When Desire Disappears: Restoring Libido in Catholic Marriage
Overview
Explore the causes of low libido in marriage from stress to hormones and discover faith-based, practical ways to renew desire and intimacy.
When Desire Disappears: Understanding and Addressing Low Libido in Catholic Marriage
It is not uncommon for married couples to experience periods of mismatched desire. But when that disconnect becomes persistent, it can strain the whole relationship. Low libido, clinically referred to as hypoactive sexual desire disorder (HSDD), is a real issue. And while it is common, it is not something couples have to silently endure.
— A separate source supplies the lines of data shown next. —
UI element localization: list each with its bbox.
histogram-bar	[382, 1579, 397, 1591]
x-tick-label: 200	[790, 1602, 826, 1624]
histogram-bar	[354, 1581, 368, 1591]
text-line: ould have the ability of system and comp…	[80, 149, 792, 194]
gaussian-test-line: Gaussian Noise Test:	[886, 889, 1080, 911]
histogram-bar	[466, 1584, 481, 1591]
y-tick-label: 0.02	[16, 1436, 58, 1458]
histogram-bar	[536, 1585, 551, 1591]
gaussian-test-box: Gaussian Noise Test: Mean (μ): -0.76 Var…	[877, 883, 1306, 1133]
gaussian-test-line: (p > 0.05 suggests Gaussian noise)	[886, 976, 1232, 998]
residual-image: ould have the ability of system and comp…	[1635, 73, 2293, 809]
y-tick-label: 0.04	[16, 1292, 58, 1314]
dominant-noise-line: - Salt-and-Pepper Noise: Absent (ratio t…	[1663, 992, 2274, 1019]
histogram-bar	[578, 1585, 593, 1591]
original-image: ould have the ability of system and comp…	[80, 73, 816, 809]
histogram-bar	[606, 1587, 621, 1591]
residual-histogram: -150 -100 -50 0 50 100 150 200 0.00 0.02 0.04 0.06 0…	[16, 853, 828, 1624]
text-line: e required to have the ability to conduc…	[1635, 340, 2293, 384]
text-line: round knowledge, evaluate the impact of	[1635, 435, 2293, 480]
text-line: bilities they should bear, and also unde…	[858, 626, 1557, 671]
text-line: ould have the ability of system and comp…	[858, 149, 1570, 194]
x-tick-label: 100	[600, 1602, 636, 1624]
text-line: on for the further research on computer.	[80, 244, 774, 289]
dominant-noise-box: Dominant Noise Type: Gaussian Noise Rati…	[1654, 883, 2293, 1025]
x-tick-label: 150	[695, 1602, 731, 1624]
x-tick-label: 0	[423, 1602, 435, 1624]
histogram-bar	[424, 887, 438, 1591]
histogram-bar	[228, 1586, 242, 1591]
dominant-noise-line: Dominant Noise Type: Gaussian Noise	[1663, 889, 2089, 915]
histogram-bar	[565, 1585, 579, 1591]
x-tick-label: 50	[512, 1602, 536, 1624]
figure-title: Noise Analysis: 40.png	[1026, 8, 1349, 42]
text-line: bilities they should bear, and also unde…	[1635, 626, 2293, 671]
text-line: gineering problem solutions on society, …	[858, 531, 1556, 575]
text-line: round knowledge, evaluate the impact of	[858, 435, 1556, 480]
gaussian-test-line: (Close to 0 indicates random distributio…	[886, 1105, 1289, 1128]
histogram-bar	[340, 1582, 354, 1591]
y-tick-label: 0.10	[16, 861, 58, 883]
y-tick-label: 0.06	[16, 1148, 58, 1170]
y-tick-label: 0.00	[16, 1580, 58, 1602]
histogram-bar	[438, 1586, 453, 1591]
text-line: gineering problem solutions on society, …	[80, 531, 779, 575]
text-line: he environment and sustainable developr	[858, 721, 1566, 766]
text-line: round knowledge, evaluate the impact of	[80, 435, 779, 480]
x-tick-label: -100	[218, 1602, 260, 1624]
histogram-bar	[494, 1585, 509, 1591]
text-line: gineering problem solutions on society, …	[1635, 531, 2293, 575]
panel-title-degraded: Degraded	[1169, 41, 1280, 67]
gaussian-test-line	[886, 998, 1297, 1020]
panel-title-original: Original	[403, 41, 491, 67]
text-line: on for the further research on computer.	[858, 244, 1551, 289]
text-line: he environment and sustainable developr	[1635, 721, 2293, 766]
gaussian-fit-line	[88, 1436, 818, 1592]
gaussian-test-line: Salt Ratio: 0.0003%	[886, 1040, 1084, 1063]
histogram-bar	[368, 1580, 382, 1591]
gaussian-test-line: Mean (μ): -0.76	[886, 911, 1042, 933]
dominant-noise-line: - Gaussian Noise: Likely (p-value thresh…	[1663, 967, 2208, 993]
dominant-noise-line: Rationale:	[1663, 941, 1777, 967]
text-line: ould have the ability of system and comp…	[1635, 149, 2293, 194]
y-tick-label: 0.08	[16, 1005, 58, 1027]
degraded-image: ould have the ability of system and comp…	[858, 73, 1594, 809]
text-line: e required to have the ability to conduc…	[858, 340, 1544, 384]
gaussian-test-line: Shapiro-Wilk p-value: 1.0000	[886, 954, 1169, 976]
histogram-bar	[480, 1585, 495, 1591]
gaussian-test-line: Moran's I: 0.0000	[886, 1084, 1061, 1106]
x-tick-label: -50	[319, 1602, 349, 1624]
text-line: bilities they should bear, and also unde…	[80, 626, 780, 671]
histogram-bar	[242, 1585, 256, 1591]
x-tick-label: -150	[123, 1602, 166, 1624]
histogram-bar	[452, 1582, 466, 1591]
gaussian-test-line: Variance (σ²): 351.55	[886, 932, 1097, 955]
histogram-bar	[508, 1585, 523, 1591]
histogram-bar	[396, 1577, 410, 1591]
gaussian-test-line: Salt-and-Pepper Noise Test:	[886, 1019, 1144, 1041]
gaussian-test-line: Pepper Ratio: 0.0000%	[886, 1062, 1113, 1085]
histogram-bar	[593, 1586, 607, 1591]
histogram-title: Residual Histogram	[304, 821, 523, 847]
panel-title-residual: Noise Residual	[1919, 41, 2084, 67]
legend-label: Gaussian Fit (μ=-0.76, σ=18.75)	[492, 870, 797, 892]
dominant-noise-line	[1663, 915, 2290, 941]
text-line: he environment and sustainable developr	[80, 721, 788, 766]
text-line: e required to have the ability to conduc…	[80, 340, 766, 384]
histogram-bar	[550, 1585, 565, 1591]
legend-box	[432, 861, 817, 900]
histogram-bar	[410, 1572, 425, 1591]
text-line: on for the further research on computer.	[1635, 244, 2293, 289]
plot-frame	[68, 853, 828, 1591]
Sexual desire is part of the Providential design for marital intimacy. When it disappears, couples may feel discouraged or disconnected. But with the right understanding and practical support, desire can often be restored.
What Is Low Libido?
Libido refers to a person’s interest in sexual activity or pleasure. Clinically, persistent lack of desire is classified as hypoactive sexual desire disorder (HSDD). According to the DSM-5, HSDD is characterized by a “lack of sexual interest and desire for at least six months” that causes personal or relational distress (American Psychiatric Association, 2013). The ICD-10 describes it as “lack or loss of sexual desire,” categorized under sexual dysfunction not caused by organic disorder or disease (World Health Organization, 2019).
You do not need a clinical diagnosis to take the issue seriously. If low desire is causing distress or disconnection in your marriage, it is worth addressing.
Common Causes of Low Libido
Lifestyle Factors
Chronic stress, sleep deprivation, fatigue, and overwork can suppress libido. Couples with demanding careers, children, or financial pressure often find themselves too drained to initiate or receive sexual affection. Sedentary living, poor nutrition, and high levels of screen time also reduce overall vitality and sexual responsiveness.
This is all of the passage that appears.